Bargaining a consumer behavior

When a person wants to saves money during buying anything of its use it’s called bargaining, it’s a trick of saving money.

Bargaining or haggling is a type of negotiation in which the buyer and seller of a good or service debate the price and exact nature of a transaction. If the bargaining produces agreement on terms, the transaction takes place. Bargaining is an alternative pricing strategy to fixed prices. Optimally, if it costs the retailer nothing to engage and allow bargaining, they can deduce the buyer’s willingness to spend.

Bargaining means you are trying to get the best price without compromising on any features or benefits. It is competitive, aggressive and a win-lose strategy, and neither party is generally satisfied. On the other hand, negotiation happens in an environment of trust and openness. It is a win-win strategy where both the parties leave the table satisfied.

One of the most effective bargaining methods is to ask if buying multiple items together merits a discount. This is especially helpful when shopping for gifts.

Purchasing Negotiation is part art part science. 
If you have been led to believe that you must be the smartest man on planet Earth to be a successful negotiator, it is not so. Apart from having good skills as a negotiator, the most important factor is to Prepare.

This is where the psychological process comes in that you need to use persuasion, communication, verbal & nonverbal skills.

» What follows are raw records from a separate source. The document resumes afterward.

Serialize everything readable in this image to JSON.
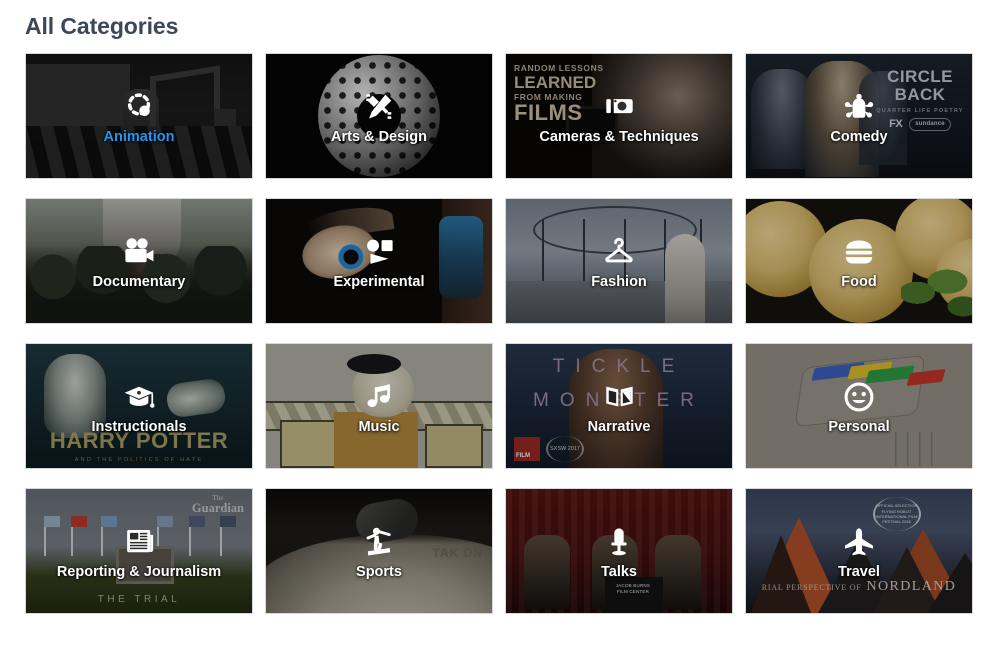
{
  "header": {
    "title": "All Categories",
    "title_color": "#3c4858"
  },
  "theme": {
    "background": "#ffffff",
    "label_color": "#ffffff",
    "active_label_color": "#2196f3",
    "tile_border": "#d8d8d8"
  },
  "grid": {
    "columns": 4,
    "rows": 4,
    "tile_count": 16
  },
  "categories": [
    {
      "label": "Animation",
      "icon": "animation-motion-path-icon",
      "active": true,
      "artwork_text": []
    },
    {
      "label": "Arts & Design",
      "icon": "pencil-ruler-icon",
      "active": false,
      "artwork_text": []
    },
    {
      "label": "Cameras & Techniques",
      "icon": "camera-icon",
      "active": false,
      "artwork_text": [
        "RANDOM LESSONS",
        "LEARNED",
        "FROM MAKING",
        "FILMS"
      ]
    },
    {
      "label": "Comedy",
      "icon": "jester-hat-icon",
      "active": false,
      "artwork_text": [
        "CIRCLE",
        "BACK",
        "QUARTER LIFE POETRY",
        "FX",
        "sundance"
      ]
    },
    {
      "label": "Documentary",
      "icon": "film-camera-icon",
      "active": false,
      "artwork_text": []
    },
    {
      "label": "Experimental",
      "icon": "abstract-shapes-icon",
      "active": false,
      "artwork_text": []
    },
    {
      "label": "Fashion",
      "icon": "clothes-hanger-icon",
      "active": false,
      "artwork_text": []
    },
    {
      "label": "Food",
      "icon": "burger-icon",
      "active": false,
      "artwork_text": []
    },
    {
      "label": "Instructionals",
      "icon": "graduation-cap-icon",
      "active": false,
      "artwork_text": [
        "HARRY POTTER",
        "AND THE POLITICS OF HATE"
      ]
    },
    {
      "label": "Music",
      "icon": "music-note-icon",
      "active": false,
      "artwork_text": []
    },
    {
      "label": "Narrative",
      "icon": "open-book-icon",
      "active": false,
      "artwork_text": [
        "TICKLE",
        "MONSTER",
        "FILM",
        "SXSW 2017"
      ]
    },
    {
      "label": "Personal",
      "icon": "smiley-face-icon",
      "active": false,
      "artwork_text": []
    },
    {
      "label": "Reporting & Journalism",
      "icon": "newspaper-icon",
      "active": false,
      "artwork_text": [
        "The",
        "Guardian",
        "THE TRIAL"
      ]
    },
    {
      "label": "Sports",
      "icon": "snowboarder-icon",
      "active": false,
      "artwork_text": [
        "TAK DN"
      ]
    },
    {
      "label": "Talks",
      "icon": "microphone-stand-icon",
      "active": false,
      "artwork_text": [
        "JACOB BURNS FILM CENTER"
      ]
    },
    {
      "label": "Travel",
      "icon": "airplane-icon",
      "active": false,
      "artwork_text": [
        "RIAL PERSPECTIVE OF",
        "NORDLAND",
        "OFFICIAL SELECTION FLYING ROBOT INTERNATIONAL FILM FESTIVAL 2016"
      ]
    }
  ]
}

Basically there are 2 types of objectives and approaches to purchasing negotiation. The first is the Confrontational or Lose – Lose approach where you don’t care whether the suppliers makes or loses money. You just bang on the supplier to give you 20% discount no matter what.

Lose – Lose Approach

We call this lose-lose because while you may get the discount you want in the short term, that will come at the expense of quality, delivery times etc. So at the end while the supplier loses in the discount given the buying organization loses more than the discount given.

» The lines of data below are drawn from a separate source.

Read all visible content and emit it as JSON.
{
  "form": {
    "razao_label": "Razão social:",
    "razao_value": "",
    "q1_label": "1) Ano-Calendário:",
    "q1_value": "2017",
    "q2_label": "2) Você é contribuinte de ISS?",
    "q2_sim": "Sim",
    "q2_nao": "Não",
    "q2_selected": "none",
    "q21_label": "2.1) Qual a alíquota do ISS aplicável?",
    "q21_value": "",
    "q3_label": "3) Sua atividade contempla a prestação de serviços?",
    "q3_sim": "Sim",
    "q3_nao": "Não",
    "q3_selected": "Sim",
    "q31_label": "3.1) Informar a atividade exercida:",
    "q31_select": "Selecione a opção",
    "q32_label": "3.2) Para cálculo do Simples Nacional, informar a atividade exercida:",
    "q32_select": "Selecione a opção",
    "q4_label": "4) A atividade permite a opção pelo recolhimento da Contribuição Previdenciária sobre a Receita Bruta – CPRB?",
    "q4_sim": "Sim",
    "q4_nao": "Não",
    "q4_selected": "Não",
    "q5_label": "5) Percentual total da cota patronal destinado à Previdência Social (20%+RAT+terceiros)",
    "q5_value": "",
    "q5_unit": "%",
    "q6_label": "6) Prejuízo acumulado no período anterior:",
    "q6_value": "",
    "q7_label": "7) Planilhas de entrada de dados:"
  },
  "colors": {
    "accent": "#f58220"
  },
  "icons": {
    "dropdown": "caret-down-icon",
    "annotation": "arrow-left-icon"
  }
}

The second approach is that of Win-Win Negotiations. For example, when you write a price negotiation letter to the supplier, you want to be fair to the supplier and ensure that he makes a reasonable profit but he delivers the products/services with the highest possible quality and on time.

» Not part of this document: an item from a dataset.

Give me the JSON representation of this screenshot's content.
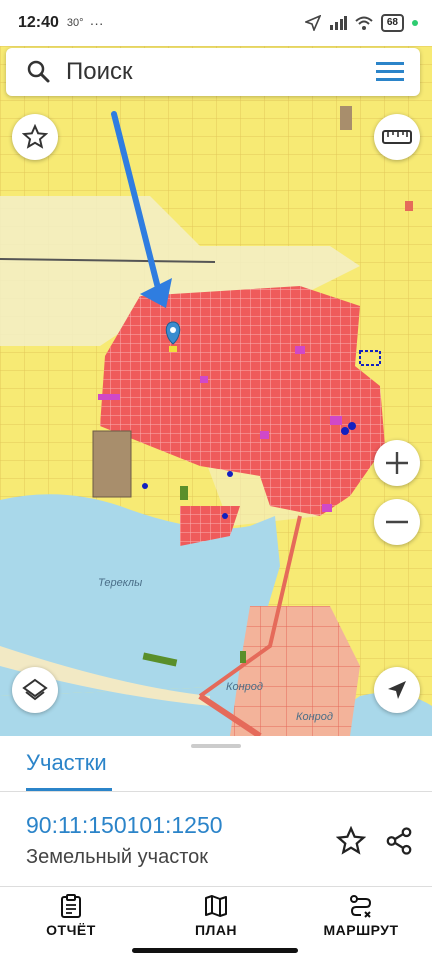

While Win  type is most talked about it happens in only about 20% of cases. Plus this is not easy, depending on who’s supervising the purchasing department and company culture.

  Deals fall through every day. But businesses that depend on long-term customer relationships have a particular need to avoid win-lose situations, since backing out of a bad deal can cost a lot of future deals as well. Some buyers resort to hardball tactics even when the salesperson has done a consummate job of selling. The premise is that it costs nothing to ask for a concession. Sellers can always say no. They will still do the deal. But many sellers—especially inexperienced ones—say yes to even the most outrageous customer demands. 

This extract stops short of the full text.